Xavier Chanoine | 2.5 | Joli numéro de Song, mais un film manquant d'envergure |
Elise | 3.25 | Un bon film de mafieux coréen réaliste |
Deuxième film de Han Jae-Rim, The show must go on est une déclaration au film de gangster acceptable malgré son manque de profondeur et la faible épaisseur de ses personnages. Kang In-Gu (Song Kang-Ho) n'est pas le vendeur de fruits qu'il prétend être depuis 4 ans, mais plutôt un des hommes du clan des "Chiens" qui livre une guerre sans mercie aux "Jaguars". Sa vie sentimentale et familiale en prend un coup lorsque sa femme s'apperçoit de sa véritable identité, tout comme sa fille incapable d'entendre raison. Il décide donc de faire tout son possible pour recoller les morceaux usés d'une vie ratée, de racheter une maison plus luxueuse avec l'eau courante, de laisser de côté la boisson et les vieux copains du milieu, en vain. Ses méthodes de gangster plutôt expéditives montrent que la corruption et le milieu du gangstérisme sont encore bien présents à Séoul puisque les bandes semblent se mêler à la foule sans trop de gêne, font signer des contrats abusifs, achètent les professeurs à coup d'entrées gratuites dans des boîtes de strip-tease et que sais-je. A l'instar d'un Kitano, les gangsters trouvent aussi du bon temps en s'arrosant à coup de bouteilles d'eau en plein repas, rigolent et chantent au karaoké, rien qui ne laisse supposer quelconque différence avec l'oeuvre du cinéaste nippon. Mais à n'en pas douter, Han Jae-Rim n'a pas le dixième de son talent lorsqu'il est question de mêler adroitement polar sec et humour déconne puisqu'on sent à travers son oeuvre la difficulté de poser clairement son style et ainsi le rendre plus profond. Et ce manque de profondeur se ressent aussi à travers le portrait des personnages, la femme de In-Gu ne semble que constater les dégâts, de loin, sans tenter de trouver des solutions (à part le divorce), sa fille apparaît de temps en temps pour bouder et reprocher à son père d'exister, et ses potes mafieux servent plus de décoration qu'autre chose.

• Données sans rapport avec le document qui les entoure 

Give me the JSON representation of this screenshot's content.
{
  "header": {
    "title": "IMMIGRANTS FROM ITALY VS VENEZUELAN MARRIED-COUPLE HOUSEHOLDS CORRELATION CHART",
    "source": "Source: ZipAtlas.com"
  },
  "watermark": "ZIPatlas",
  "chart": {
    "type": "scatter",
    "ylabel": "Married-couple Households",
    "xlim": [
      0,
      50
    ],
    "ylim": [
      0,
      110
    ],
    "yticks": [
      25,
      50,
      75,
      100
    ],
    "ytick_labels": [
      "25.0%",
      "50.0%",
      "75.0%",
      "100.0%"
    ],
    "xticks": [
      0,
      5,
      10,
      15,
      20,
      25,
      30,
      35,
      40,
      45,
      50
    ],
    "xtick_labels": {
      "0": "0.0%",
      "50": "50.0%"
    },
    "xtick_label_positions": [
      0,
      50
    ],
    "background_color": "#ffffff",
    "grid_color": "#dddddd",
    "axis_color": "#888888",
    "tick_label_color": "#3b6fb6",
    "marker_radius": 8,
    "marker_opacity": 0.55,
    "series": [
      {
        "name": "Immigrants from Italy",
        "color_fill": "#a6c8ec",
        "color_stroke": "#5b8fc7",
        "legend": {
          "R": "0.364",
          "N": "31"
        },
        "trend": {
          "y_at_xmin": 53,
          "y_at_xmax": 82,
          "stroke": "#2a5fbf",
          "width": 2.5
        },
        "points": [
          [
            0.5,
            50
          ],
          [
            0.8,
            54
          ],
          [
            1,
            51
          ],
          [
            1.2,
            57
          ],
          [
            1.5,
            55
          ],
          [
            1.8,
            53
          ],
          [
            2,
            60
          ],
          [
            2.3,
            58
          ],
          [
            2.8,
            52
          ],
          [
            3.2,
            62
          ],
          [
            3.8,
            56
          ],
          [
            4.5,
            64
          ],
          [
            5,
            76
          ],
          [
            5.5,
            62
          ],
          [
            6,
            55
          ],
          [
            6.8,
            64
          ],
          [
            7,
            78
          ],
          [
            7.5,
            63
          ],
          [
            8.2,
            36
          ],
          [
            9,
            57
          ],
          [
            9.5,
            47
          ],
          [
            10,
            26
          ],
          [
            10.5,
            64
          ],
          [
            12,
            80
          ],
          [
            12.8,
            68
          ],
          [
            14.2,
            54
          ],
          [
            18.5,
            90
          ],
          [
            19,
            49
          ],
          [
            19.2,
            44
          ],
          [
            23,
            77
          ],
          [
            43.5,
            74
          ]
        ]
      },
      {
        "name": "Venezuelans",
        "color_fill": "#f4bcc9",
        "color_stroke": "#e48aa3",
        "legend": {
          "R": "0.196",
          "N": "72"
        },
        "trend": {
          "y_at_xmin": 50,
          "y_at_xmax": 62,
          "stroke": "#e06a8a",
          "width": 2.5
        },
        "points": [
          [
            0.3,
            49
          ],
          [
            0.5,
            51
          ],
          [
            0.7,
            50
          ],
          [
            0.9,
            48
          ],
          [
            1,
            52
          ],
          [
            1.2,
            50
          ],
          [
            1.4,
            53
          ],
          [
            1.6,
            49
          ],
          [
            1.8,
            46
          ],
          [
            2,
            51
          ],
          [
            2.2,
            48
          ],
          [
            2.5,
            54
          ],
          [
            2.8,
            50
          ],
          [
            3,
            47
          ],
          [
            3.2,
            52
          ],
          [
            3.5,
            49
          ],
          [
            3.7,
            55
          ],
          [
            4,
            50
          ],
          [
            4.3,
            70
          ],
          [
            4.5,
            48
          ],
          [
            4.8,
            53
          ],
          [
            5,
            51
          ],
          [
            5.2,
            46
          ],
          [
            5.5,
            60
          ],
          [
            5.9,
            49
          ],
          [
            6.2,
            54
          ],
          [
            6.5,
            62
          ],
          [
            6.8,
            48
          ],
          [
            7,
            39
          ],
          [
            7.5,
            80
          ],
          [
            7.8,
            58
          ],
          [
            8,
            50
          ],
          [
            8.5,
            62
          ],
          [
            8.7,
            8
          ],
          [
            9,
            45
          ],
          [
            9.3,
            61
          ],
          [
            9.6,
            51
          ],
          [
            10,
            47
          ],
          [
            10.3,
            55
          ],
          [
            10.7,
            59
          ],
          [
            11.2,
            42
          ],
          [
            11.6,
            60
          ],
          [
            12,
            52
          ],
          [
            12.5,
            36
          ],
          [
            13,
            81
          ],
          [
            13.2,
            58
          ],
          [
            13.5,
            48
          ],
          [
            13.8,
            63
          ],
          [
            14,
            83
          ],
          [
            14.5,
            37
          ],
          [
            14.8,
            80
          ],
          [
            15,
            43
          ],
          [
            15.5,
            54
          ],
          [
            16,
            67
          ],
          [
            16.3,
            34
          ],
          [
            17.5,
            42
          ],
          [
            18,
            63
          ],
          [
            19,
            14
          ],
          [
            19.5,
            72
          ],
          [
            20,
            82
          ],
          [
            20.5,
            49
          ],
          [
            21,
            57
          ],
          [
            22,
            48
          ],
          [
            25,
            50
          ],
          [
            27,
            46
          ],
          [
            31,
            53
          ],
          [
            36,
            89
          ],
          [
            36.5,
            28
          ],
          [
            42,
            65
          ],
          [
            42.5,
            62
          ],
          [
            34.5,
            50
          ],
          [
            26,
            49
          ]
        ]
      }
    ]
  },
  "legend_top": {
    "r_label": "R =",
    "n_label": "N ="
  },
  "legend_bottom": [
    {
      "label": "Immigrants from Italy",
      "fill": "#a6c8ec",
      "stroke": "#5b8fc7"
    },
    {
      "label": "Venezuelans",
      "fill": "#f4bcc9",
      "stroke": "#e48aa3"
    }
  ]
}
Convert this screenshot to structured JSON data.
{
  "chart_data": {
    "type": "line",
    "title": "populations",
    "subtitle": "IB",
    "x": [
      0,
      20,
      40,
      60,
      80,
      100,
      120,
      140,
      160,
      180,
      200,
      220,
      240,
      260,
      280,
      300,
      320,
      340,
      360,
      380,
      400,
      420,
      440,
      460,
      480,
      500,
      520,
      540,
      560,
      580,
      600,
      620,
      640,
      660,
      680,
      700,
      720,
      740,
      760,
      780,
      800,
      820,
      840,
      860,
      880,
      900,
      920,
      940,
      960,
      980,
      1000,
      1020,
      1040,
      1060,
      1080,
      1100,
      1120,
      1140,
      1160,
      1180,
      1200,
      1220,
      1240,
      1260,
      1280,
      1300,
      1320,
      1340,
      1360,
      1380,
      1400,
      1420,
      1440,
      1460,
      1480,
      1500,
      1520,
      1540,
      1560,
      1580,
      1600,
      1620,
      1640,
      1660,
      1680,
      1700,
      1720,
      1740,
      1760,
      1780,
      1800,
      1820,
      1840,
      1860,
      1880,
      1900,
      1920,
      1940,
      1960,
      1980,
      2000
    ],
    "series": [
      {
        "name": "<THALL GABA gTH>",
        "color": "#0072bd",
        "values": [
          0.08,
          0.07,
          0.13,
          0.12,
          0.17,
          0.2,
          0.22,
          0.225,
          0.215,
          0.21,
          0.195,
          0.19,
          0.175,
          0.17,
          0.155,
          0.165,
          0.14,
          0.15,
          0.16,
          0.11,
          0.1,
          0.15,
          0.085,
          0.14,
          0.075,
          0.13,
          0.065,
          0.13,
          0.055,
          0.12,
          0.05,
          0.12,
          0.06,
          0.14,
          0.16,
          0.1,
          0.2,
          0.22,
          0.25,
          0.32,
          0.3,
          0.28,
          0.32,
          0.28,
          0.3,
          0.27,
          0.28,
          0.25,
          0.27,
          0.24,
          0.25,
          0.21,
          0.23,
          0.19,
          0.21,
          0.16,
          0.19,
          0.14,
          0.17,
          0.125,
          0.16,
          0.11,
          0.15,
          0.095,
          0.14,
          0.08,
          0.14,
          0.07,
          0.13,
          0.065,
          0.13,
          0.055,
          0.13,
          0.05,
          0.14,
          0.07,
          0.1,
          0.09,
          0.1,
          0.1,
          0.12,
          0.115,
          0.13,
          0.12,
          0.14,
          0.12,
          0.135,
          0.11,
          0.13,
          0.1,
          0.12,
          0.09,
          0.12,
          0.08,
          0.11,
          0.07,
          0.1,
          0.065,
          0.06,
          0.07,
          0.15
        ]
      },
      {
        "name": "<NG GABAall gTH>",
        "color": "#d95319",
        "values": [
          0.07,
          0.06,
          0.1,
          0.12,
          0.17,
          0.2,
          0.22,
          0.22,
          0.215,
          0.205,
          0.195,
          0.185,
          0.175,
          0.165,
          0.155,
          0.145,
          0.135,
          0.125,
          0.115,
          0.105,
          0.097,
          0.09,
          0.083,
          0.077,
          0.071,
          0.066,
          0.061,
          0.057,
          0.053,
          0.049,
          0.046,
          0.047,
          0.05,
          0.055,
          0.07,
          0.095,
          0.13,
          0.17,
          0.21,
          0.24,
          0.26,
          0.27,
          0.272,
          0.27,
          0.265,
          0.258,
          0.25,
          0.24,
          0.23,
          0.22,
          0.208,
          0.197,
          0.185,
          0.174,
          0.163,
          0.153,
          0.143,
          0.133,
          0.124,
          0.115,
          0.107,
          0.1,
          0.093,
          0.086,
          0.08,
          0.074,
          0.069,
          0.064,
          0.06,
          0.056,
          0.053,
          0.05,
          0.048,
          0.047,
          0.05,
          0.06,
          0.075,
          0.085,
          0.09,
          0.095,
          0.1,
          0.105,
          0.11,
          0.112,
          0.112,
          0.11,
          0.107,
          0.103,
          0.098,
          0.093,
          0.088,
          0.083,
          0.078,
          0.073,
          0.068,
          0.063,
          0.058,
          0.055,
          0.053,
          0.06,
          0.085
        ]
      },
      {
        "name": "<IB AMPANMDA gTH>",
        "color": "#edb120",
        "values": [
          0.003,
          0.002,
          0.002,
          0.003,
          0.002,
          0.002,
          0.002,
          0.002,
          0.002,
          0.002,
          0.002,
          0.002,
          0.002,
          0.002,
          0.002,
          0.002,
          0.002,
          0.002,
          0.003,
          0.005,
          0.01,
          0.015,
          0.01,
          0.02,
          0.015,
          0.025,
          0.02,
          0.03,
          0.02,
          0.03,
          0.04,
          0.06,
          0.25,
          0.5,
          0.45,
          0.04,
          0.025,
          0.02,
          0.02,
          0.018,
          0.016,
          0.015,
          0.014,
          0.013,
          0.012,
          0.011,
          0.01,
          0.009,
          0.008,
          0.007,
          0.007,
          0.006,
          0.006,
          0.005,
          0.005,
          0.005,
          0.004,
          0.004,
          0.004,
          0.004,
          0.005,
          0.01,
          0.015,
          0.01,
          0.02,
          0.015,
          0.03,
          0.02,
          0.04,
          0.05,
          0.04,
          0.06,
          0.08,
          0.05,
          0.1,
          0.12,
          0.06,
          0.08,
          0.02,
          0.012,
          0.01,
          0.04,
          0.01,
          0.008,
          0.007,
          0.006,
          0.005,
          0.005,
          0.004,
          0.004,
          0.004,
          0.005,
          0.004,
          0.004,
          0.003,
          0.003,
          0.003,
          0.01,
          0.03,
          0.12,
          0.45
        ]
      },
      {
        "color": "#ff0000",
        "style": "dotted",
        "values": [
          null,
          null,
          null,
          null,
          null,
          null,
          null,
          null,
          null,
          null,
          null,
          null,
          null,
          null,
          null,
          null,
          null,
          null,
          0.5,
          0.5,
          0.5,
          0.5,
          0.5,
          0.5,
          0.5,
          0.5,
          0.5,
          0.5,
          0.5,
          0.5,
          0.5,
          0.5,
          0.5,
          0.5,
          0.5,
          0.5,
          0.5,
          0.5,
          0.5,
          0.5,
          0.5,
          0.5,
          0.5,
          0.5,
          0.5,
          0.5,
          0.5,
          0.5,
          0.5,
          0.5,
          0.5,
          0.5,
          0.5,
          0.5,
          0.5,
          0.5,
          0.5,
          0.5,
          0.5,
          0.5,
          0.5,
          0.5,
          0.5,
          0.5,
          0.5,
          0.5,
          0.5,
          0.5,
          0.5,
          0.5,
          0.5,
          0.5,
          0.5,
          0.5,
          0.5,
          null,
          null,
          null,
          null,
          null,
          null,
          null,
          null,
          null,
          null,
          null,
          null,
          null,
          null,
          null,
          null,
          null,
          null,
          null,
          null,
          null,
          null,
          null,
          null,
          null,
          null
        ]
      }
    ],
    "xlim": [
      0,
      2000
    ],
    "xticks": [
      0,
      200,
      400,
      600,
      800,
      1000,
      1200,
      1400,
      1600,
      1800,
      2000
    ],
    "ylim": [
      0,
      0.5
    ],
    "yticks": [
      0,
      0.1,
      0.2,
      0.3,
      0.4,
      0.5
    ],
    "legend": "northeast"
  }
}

Pourtant, The show must go on contient ses petits moments (mais vraiment petits) de cinéma amusant lorsque Song Kang-Ho semble prendre goût à la torgnole aussi bien en tant que donneur que receveur. Quelques empoignades d'homme telles qu'on le connaît ressurgissent donc de plus belle, passages à tabac en voiture, bagarre générale sur un chantier ou dans une supérette forment donc le divertissement trop longtemps laissé de côté par le cinéaste car son oeuvre hésite beaucoup trop dans sa démarche de rendre son personnage principal pathétique ou apitoyable, In-Gu ne faisant réellement rien pour que l'on ai pitié de son sort ([spoiler] Il ira jusqu'à descendre son patron après avoir causé accidentellement la mort de son frère [fin spoiler]) et on comprend alors le désarroi de sa famille. Les pauvres. Cette irrégularité de ton laisse heureusement échapper ça et là un humour bien venu comme lorsque In-Gu repart tranquillement au bord de sa Mercedes après s'être crashé ou lorsqu'il décide de se tuer car se sentant père indigne. Un second degré pleinement ancré dans le registre du pathétique cher au personnage campé par Song Kang-Ho qui ne trouve pourtant jamais de justification. Et le polar de base mêlé à la comédie populaire coréenne se transforme en véritable carnage assez grossier en fin de métrage, puis en comédie dramatique typique lorsque la fille de In-Gu retrouve quelques photos souvenirs lui rappelant de bons moments, pendant que son père se fait soigner dans la chambre d'en face. Cliché mais inévitable, le film tombe même dans la mièvrerie la plus totale dans son dernier plan, avec son héros abattu et seul, incapable de sortir d'un tel pétrin, le milieu de la mafia. Sans être un ratage total, The show must go on n'apporte rien de plus au film de gangster, ni même à la comédie coréenne qui nous a clairement habitué à mieux.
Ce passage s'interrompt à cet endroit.